- Libanons Staatspräsident Michel Aoun hat Mustafa Adib als neuen Ministerpräsidenten mit der Bildung einer Regierung beauftragt.
- Die wichtigsten politischen Fraktionen im Parlament hatten den 48 Jahre alten Juristen und Diplomaten nominiert.
- Mustafa Adib ist seit 2013 libanesischer Botschafter in Deutschland.
Nach Angaben des Senders «Voice of Lebanon» nominierten 90 von 128 Parlamentsabgeordneten den Diplomaten Mustafa Adib als Regierungschef. Er war vom früheren Ministerpräsidenten Saad Hariri vorgeschlagen worden. Hariri führt den sunnitischen Block im Parlament an. Auch die einflussreiche schiitische Hisbollah und ihre Verbündeten sagten Adib ihre Unterstützung zu.
Jurist und Botschafter
Mustafa Adib ist seit 2013 Botschafter des Libanon in Deutschland. In der libanesischen Öffentlichkeit ist der promovierte Rechts- und Politikwissenschaftler kaum bekannt. Bisher hatte er keine politischen Spitzenämter inne. Nach seiner Promotion lehrte er an Universitäten im Libanon und in Frankreich.
In einer ersten Ansprache sprach Adib von einer raschen Regierungsbildung und grundlegenden Reformen. In diesen schwierigen Zeiten gebe es keine Zeit für Reden, Versprechungen oder Glückwünsche, erklärte er. «Es ist Zeit zu arbeiten, mit aller Kraft und in Zusammenarbeit aller.» Für seine Regierung wolle er Personen mit Kompetenz und Fachwissen auswählen.
Unmittelbar nach seiner Nominierung besuchte Adib kurz Stadtviertel Beiruts, die bei der Explosion besonders stark zerstört wurden. Dort sagte er zu, die Ermittlungen zu der Katastrophe zu beschleunigen.
Machtteilung gemäss Konfessions-Proporz
Die höchsten Staatsämter werden im Libanon nach einem jahrzehntealten Proporzsystem unter den grössten Konfessionen verteilt. Der Präsident muss immer ein Christ sein, der Premierminister ein Sunnit und der Parlamentspräsident ein Schiit.

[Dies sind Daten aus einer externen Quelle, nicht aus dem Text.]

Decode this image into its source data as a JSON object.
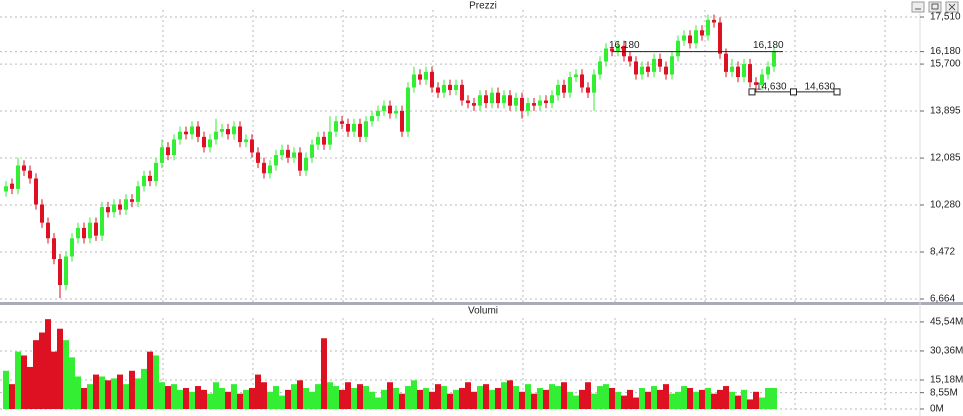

Die bisherige libanesische Regierung von Premierminister Hassan Diab war nach der verheerenden Explosion im Hafen von Beirut vor vier Wochen zurückgetreten und nur noch geschäftsführend im Amt. Die Explosion hatte mehr als 180 Todesopfer und über 6000 Verletzte gefordert.
Für den Libanon ist es der zweite Regierungswechsel in weniger als einem Jahr. Hassan Diab hatte das Amt des Ministerpräsidenten erst im Frühjahr übernommen, nachdem sein Vorgänger Saad Hariri im Oktober 2019 nach Massenprotesten seinen Rücktritt erklärt hatte.
Krisenmanager gefragt
Der neue Premierminister muss sich der aktuellen Wirtschafts- und Finanzkrise stellen und es droht gar der Staatsbankrott. Die Corona-Pandemie und die schwere Explosion haben die Lage im Libanon weiter verschärft. Die Regierung verhandelt seit Monaten erfolglos mit dem Internationalen Währungsfonds (IWF) über ein Rettungsprogramm.

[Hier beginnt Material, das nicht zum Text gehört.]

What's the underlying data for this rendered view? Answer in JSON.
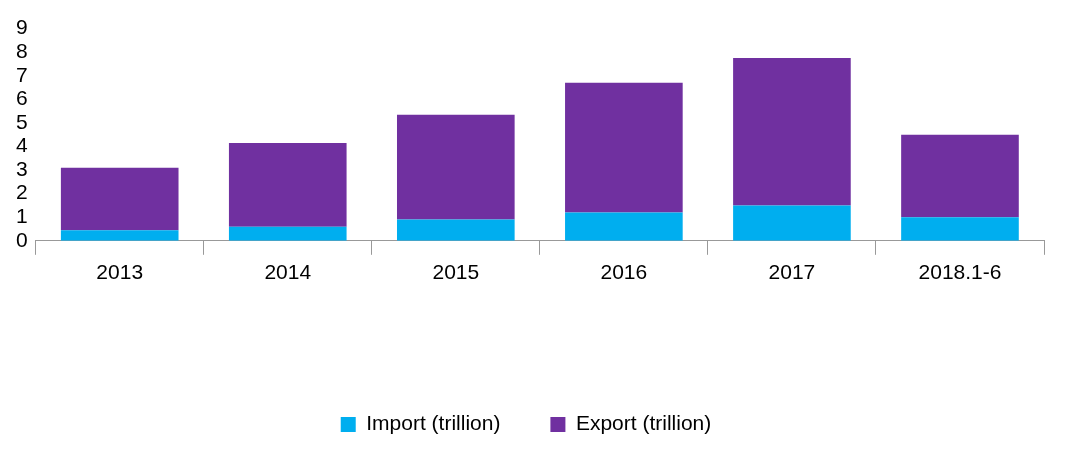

In den vergangenen Monaten war es immer wieder zu Massenprotesten gekommen, die grundlegende politische Reformen fordern. Die Demonstranten werfen der politischen Elite des Landes Korruption und Selbstbereicherung vor. Nach der Explosion vor einem Monat wuchs die Wut vieler Libanesen auf die herrschenden Politiker weiter.